A subsequent editorial speculated that the melons might actually be a trick, “some new form of Russky agricultural warfare that, once planted, could suck the water from our aquifer and ruin our region’s vital citrus industry.”
The Legislature responded almost immediately, passing Florida Statute 401.25, which prohibits “the planting of any fruit, vegetable, grain or nut which is known to have been developed in the Soviet Union.” Similar federal legislation followed.
***
Olaf Prolisady, a robust 102-year-old, credits his longevity to a diet of pickled Big Olaf rinds and a daily quart of Big O watermelon wine. He entertains himself by playing games with anagrams and praying for the tide of popular opinion to turn.
Given that our current administration is getting all buddy-buddy with Russia, what better time than now?
So, do what is right.
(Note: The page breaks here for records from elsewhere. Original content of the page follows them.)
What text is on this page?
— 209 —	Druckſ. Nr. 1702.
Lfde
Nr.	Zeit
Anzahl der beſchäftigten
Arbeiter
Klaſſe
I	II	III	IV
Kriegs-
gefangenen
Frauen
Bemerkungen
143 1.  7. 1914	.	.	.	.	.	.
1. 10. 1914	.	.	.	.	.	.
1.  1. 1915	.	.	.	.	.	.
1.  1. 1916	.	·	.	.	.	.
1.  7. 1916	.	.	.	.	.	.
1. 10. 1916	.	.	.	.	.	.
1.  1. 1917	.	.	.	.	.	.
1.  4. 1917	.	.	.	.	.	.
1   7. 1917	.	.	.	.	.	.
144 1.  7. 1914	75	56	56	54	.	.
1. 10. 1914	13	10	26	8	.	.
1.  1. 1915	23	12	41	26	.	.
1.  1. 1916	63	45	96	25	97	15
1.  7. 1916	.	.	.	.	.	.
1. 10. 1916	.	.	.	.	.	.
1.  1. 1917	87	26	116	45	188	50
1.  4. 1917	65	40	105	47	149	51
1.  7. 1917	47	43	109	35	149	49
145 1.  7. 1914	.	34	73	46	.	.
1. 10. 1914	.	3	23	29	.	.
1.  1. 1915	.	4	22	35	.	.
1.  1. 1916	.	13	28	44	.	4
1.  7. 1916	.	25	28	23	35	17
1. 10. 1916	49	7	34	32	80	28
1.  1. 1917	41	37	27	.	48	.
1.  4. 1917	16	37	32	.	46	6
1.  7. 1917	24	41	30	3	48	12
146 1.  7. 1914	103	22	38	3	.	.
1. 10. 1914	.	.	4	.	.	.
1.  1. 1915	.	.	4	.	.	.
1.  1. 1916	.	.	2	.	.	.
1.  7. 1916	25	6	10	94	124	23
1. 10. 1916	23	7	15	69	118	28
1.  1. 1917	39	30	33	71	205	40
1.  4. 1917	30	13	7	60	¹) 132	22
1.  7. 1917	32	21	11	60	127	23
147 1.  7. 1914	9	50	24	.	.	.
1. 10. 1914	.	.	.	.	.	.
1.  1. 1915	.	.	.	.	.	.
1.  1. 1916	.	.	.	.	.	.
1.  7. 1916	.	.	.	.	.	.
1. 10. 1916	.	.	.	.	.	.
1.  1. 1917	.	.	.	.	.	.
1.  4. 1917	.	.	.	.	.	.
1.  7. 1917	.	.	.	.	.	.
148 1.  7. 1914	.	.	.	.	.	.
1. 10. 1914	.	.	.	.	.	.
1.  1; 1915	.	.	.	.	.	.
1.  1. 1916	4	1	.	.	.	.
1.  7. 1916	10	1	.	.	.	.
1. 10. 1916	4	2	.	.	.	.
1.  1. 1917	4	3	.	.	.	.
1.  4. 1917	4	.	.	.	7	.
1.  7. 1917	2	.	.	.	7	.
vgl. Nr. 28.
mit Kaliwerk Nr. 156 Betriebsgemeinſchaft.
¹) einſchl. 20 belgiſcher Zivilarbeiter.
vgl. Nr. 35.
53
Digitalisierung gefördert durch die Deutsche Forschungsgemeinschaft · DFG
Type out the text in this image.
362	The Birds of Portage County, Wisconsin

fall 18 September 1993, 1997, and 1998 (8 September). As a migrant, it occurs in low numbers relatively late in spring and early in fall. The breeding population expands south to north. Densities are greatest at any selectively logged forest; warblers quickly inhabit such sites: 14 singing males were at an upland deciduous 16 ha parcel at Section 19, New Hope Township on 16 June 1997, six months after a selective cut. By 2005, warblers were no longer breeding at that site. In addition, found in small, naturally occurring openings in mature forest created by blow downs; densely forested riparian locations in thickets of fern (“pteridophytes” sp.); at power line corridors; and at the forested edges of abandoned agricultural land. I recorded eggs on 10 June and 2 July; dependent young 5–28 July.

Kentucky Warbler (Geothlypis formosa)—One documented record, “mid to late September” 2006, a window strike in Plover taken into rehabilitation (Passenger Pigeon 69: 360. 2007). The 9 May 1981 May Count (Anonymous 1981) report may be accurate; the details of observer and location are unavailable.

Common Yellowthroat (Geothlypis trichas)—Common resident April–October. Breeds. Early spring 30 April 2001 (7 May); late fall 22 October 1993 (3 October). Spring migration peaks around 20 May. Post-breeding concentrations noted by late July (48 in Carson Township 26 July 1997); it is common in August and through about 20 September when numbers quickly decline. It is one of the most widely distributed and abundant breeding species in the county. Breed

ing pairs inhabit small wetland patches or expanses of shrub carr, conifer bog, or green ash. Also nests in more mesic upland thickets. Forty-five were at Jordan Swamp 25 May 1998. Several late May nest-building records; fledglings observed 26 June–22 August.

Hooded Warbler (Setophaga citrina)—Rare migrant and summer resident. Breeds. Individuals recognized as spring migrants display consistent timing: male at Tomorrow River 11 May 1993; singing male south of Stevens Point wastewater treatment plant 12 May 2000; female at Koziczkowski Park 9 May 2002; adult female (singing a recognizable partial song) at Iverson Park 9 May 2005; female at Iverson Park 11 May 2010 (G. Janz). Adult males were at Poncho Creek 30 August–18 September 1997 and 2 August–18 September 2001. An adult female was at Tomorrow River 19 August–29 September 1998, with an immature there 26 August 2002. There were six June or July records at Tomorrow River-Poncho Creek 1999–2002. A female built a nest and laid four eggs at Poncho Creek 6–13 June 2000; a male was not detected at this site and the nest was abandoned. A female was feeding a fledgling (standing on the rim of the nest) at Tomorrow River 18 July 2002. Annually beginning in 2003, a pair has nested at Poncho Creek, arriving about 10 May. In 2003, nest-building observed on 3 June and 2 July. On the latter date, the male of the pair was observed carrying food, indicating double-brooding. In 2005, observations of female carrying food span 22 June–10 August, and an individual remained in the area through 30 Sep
Contact your legislators and congresspeople, urging them to make Big Olaf watermelons legal.
And take advantage of this SPECIAL OFFER!
Olaf has been stockpiling Big O seeds for years and in an effort to gain widespread acceptance of his miracle fruit, he is generously offering free seeds to anyone who asks for them.
Just shoot me a message and I’ll pass it along to Olaf, who will cover the costs of shipping out of the goodness of his heart and in total defiance of the law.
I have already planted my seeds. And I am willing to accept the consequences.
I thought at first this might be an April Fool’s Day joke!
Maybe a loophole exist regarding legality. Seems to me that the seeds were developed in Africa and not the Soviet Union.